Людмила сама себя иногда ловила на мысли: что-то в жизни её осталось на паузе. Вроде бы и жива, но всё как будто мимо идёт. Телевизор, кошка Муська, да огурцы на балконе. Уж и не верила, что что-то изменится. Пока не наткнулась на Валю.
Случилось это на остановке у поликлиники. Людмила ждала автобус, и вдруг услышала:
— Люда?.. Людка, ты что ли?!
Повернулась. Женщина с короткой химией, в ярком пальто, с тяжёлой сумкой из «Магнита». Глаза знакомые, но как из другой жизни.
— Валя?.. Валентина?.. Да не может быть!
Обнялись, засмеялись. Обе — вдовы, обе — на пенсии. Ушли с остановки в ближайшую кафешку с пирожками. Заговорились на два часа, будто и не было этих сорока лет.
С тех пор Валентина стала появляться у Людмилы часто. Сначала просто чай попить, потом — с ночёвкой. «Ну посидим, вспомним молодость, чего нам терять», — говорила она с хрипотцой в голосе, будто прокуренной жизнью.
Валя была живой, шумной, не умела молчать. Про всех рассказывала: кто умер, кто развёлся, кто с кем в соседнем доме спит. Людмиле сначала было весело. Казалось, в доме снова есть голос, есть движение. Но через месяц она начала уставать.
— Люд, я тут у тебя на недельку задержусь, ладно? У меня в квартире трубы меняют, грязь, грохот. Не хочу с этой головной болью маяться.
Людмила пожала плечами.
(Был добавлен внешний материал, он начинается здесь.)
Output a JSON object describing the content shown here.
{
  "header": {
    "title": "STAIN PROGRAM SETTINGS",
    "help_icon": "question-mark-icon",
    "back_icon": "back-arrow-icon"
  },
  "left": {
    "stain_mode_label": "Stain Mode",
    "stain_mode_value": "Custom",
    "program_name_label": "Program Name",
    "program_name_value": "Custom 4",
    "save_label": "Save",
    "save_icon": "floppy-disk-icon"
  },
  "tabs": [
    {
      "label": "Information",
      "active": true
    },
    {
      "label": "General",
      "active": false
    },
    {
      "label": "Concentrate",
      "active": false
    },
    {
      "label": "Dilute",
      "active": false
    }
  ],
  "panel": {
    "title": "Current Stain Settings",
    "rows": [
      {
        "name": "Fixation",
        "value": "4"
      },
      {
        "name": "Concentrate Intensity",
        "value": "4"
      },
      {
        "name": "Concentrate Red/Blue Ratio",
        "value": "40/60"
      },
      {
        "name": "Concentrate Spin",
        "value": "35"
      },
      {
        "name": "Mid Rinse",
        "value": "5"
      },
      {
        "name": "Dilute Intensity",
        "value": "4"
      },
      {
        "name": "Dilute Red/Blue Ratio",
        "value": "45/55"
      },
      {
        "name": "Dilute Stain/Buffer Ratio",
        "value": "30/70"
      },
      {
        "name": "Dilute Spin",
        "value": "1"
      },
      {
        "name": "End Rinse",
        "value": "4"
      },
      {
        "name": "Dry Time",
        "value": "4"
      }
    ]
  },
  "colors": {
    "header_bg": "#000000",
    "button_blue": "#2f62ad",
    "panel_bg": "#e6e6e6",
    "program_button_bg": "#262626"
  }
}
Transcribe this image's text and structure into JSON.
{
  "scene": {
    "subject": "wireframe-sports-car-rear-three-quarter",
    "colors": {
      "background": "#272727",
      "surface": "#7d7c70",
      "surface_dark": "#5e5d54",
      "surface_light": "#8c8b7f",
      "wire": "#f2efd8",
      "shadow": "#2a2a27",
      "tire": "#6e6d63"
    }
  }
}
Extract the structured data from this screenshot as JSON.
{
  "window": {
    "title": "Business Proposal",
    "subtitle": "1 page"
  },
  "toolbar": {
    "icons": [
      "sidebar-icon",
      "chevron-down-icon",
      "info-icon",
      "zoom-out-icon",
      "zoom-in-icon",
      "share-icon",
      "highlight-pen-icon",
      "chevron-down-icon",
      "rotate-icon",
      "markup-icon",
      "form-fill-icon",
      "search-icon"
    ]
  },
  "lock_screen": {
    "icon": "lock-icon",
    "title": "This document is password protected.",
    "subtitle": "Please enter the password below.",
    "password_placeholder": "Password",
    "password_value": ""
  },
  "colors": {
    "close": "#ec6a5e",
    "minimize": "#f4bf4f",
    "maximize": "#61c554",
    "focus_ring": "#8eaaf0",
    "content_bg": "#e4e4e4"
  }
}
Неловко отказать — вроде и подруга, и не выгонишь. Сыну сказала: «Валя на время у нас поживёт, ремонт у неё». Сын хмыкнул в трубку: «Ну смотри, мам, только не доверяй ей сильно. Ты же её лет сорок не видела».
Но Людмила обиделась. Что это за подозрительность? Валя — своя, родная, с одной школьной парты. Та, кто знал, как она мечтала поступить в педагогику, как влюбилась в Колю. Та, с кем они вместе курили за школой и мечтали сбежать в Сочи.
Валя быстро освоилась. Посуду мыла по-своему, включала телевизор громко, даже распоряжалась в холодильнике. Как-то Людмила увидела, что та выбросила недоеденную запеканку:
— Зачем ты это выкинула? Я бы доела.
— Фу, Люд, ну ты прям как бабка старая, честное слово. Что жалеть — готовить новую надо, сытную!
И смеялась, хлопая Людмилу по плечу.
Сын приходил всё реже. А Марина, когда пришла раз в субботу с внучкой, вышла с кухни с таким лицом, будто лимон проглотила.
— А это кто у вас?
— Это Валентина, моя подруга школьная, — пояснила Людмила. — Живёт пока, у неё ремонт.
— А, понятно…
И пошли с внучкой домой сразу после обеда.
Людмила ещё долго смотрела на закрывшуюся за ними дверь. Чувствовала: что-то не так. Но что именно, сформулировать не могла. Ведь вроде бы всё хорошо: Валя рядом, не скучно. Но было чувство, что сама она в доме стала тенью. Шаг влево — и уже не по её.
Валя взяла инициативу во всём. Советовала, как лечиться, кого слушать по телевизору, даже звонила в ЖЭК по поводу текущего крана. А однажды Людмила услышала, как Валя по телефону говорила кому-то:
— Ну она добрая, конечно. Наивная. Да, у сына квартира хорошая, большая. И машина, кстати, есть. Но характер у невестки так себе — холодная…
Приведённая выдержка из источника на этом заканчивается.